什么是 sed 编辑器
sed 是一种流编辑器(stream editor),不同于交互式编辑器(如 vscode, vim)等,sed 遵从流式处理逻辑,一般的编辑流程为:
- 逐行从输入中读入数据;
- 按照提供的 sed 的编辑命令匹配并修改数据;
- 将新的数据输出到标准输出。
一个简单的例子,加入有一个文本文件 test.txt
如下:
this is the first line.
this is the second line.
现在我们想把两句话中的首字母变成大写,使用 sed 编辑器可以用以下命令:
sed "s/this/This/" test.txt
其中,双引号里面是 sed 的编辑命令,test.txt 是待编辑文件。命令中 s
是替换命令,把旧的字符串 this 替换成新的字符串 This。
以上命令会在标准输出得到如下输出:
This is the first line.
This is the second line.
我们使用 sed 编辑器在命令行中直接完成了文件内容修改。
sed 编辑器的基础用法
替换
在之前的例子中,用替换命令 s
完成了简单替换,但是默认情况下,s
只替换每一行中第一个出现的字符串,需要完成诸如替换所有字符串等复杂操作,需要使用替换标记。替换标记的用法如下:
sed "s/pattern/replacement/flags"
其中 flags 是替换标记,常见的替换标记有:
- 数字,表明将替换一行中第几处出现的
pattern
; - g,表明将替换所有出现的
pattern
; - p,表明将发生替换的行的原有内容打印出来;
- w filename,表明将发生替换的行的保存中文件中。
基于下面的文件 test.txt
阐述各种替换标记的作用:
This is the first line, again, this is the first line.

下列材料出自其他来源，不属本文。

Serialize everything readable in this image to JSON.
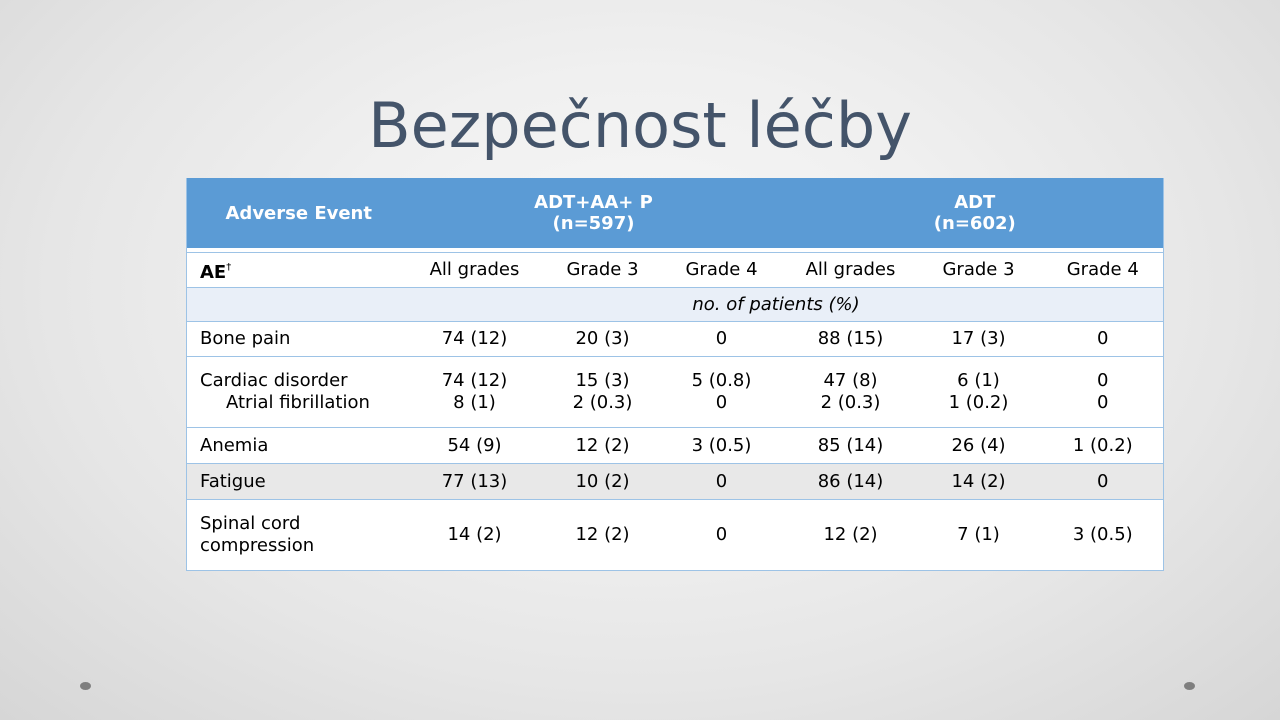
{
  "title": "Bezpečnost léčby",
  "table": {
    "header": {
      "adverse_event": "Adverse Event",
      "group1_line1": "ADT+AA+ P",
      "group1_line2": "(n=597)",
      "group2_line1": "ADT",
      "group2_line2": "(n=602)"
    },
    "subheader": {
      "ae_label": "AE",
      "ae_mark": "†",
      "cols": [
        "All grades",
        "Grade 3",
        "Grade 4",
        "All grades",
        "Grade 3",
        "Grade 4"
      ]
    },
    "units": "no. of patients (%)",
    "rows": [
      {
        "label": "Bone pain",
        "values": [
          "74 (12)",
          "20 (3)",
          "0",
          "88 (15)",
          "17 (3)",
          "0"
        ]
      },
      {
        "label": "Cardiac disorder",
        "sublabel": "Atrial fibrillation",
        "values": [
          "74 (12)",
          "15 (3)",
          "5 (0.8)",
          "47 (8)",
          "6 (1)",
          "0"
        ],
        "subvalues": [
          "8 (1)",
          "2 (0.3)",
          "0",
          "2 (0.3)",
          "1 (0.2)",
          "0"
        ]
      },
      {
        "label": "Anemia",
        "values": [
          "54 (9)",
          "12 (2)",
          "3 (0.5)",
          "85 (14)",
          "26 (4)",
          "1 (0.2)"
        ]
      },
      {
        "label": "Fatigue",
        "values": [
          "77 (13)",
          "10 (2)",
          "0",
          "86 (14)",
          "14 (2)",
          "0"
        ]
      },
      {
        "label_line1": "Spinal cord",
        "label_line2": "compression",
        "values": [
          "14 (2)",
          "12 (2)",
          "0",
          "12 (2)",
          "7 (1)",
          "3 (0.5)"
        ]
      }
    ]
  },
  "colors": {
    "title": "#44546a",
    "header_bg": "#5b9bd5",
    "units_bg": "#e9eff8",
    "fatigue_bg": "#e8e8e8",
    "border": "#9dc3e6"
  }
}
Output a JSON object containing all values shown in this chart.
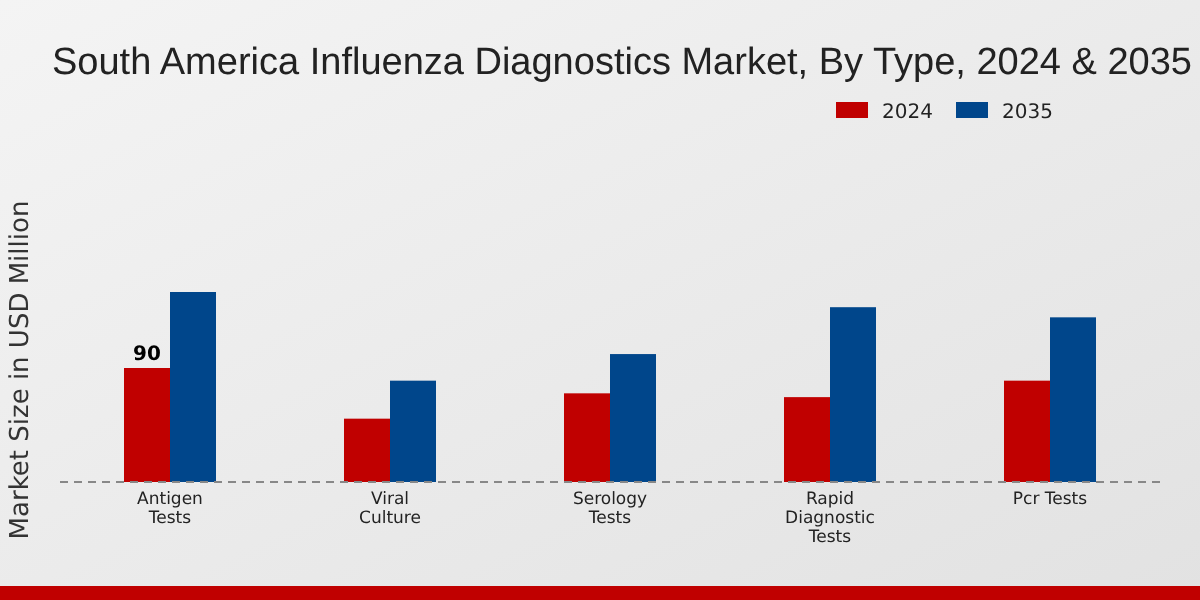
{
  "chart_data": {
    "type": "bar",
    "title": "South America Influenza Diagnostics Market, By Type, 2024 & 2035",
    "ylabel": "Market Size in USD Million",
    "categories": [
      "Antigen\nTests",
      "Viral\nCulture",
      "Serology\nTests",
      "Rapid\nDiagnostic\nTests",
      "Pcr Tests"
    ],
    "series": [
      {
        "name": "2024",
        "color": "#c00000",
        "values": [
          90,
          50,
          70,
          67,
          80
        ],
        "value_labels": [
          "90",
          null,
          null,
          null,
          null
        ]
      },
      {
        "name": "2035",
        "color": "#00468b",
        "values": [
          150,
          80,
          101,
          138,
          130
        ]
      }
    ],
    "legend": "top right",
    "grid": false
  }
}
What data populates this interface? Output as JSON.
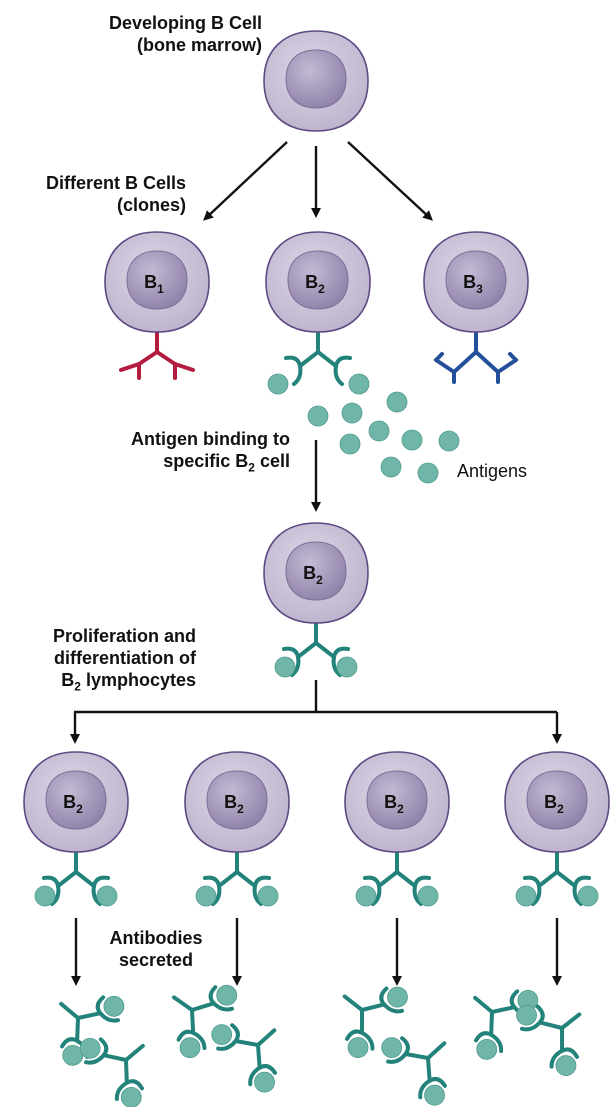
{
  "labels": {
    "developing": [
      "Developing B Cell",
      "(bone marrow)"
    ],
    "clones": [
      "Different B Cells",
      "(clones)"
    ],
    "binding": [
      "Antigen binding to",
      "specific B",
      "2",
      " cell"
    ],
    "antigens": "Antigens",
    "proliferation": [
      "Proliferation and",
      "differentiation of",
      "B",
      "2",
      " lymphocytes"
    ],
    "secreted": [
      "Antibodies",
      "secreted"
    ]
  },
  "cells": {
    "b1": {
      "main": "B",
      "sub": "1"
    },
    "b2": {
      "main": "B",
      "sub": "2"
    },
    "b3": {
      "main": "B",
      "sub": "3"
    }
  },
  "colors": {
    "cell_fill": "#ccc3d8",
    "cell_stroke": "#5d4a82",
    "nucleus_fill": "#a79bbd",
    "antibody_b1": "#b21c3f",
    "antibody_b2": "#23837a",
    "antibody_b3": "#244f99",
    "antigen": "#6fb6a9",
    "arrow": "#111111"
  }
}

This is the second line, again, this is the second line.
This is the third line, again, this is the third line.
假如我们想把 line 替换成 sentence,如果单纯使用替换命令:
sed "s/line/sentence/" test.txt
输出:
This is the first sentence, again, this is the first line.
This is the second sentence, again, this is the second line.
This is the third sentence, again, this is the third line.
可以发现,默认的替换命令只替换了每行中的第一个出现的字符串,所以,我们使用 g
替换标记:
sed "s/line/sentence/g" test.txt
输出:
This is the first sentence, again, this is the first sentence.
This is the second sentence, again, this is the second sentence.
This is the third sentence, again, this is the third sentence.
可以看到所有字符串均被替换。
假如我们想替换每一行中的第二个字符串 line,可以使用数字标记,使用如下命令:
sed "s/line/sentence/2" test.txt
输出:
This is first line, again, this is first sentence.
This is second line, again, this is second sentence.
This is third line, again, this is third sentence.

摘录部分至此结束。